Some small-scale tribes engage in warfare on far deadlier scales than the industrialised world experiences. As Dr Pinker’s book propounds, we have become more “civilised”. We have complex and diverse societies with rules and leaders and individuals who want to do things for themselves and others and not hurt people. We cooperate with people we do not meet and make friends with people from countries we have never heard of. Trade and cultural exchange have made us far less warlike. Peace, freedom, justice and equality have become selfless aspirations for the whole world. As such, I wonder if Dr Pinker misdiagnoses the problem, believing it is lack of central authority keeping everyone at bay, rather than lack of exposure to complex societies. If the power of the state went away over time, taking its wars, its police states, its expensive health care and poor education systems with it, we would still engage in commerce, give to the needy and organise. In fact, we would do so more than today, as most trade and movement are only hindered by the state.

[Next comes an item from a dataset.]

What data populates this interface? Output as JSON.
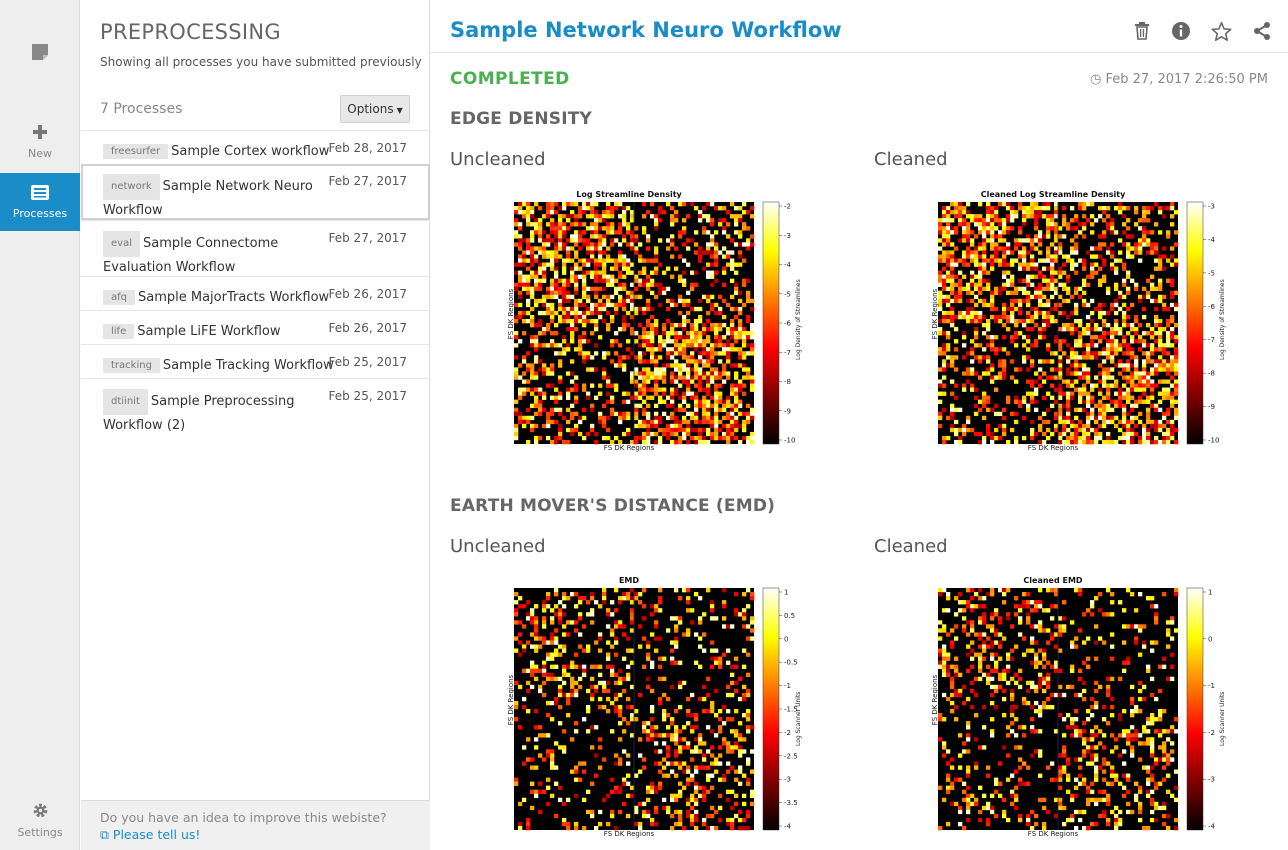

Here is one more fact about human nature. Humans have an unconscious bias in favour of decisions they have already made, because we believe we are right and we want to be certain of it. As a result, when we vote, we are far more likely to believe we voted for the right person than not, even in the face of evidence that the guy is a crook. It is much easier to continue to believe something than to change one’s mind. That applies to democracy as an idea. Anyone who has learned and discussed with people why democracy is best, anyone who has participated in democracy, will have a hard time accepting a new idea. Just the idea of no longer being forced will take time to understand. But it is worth understanding.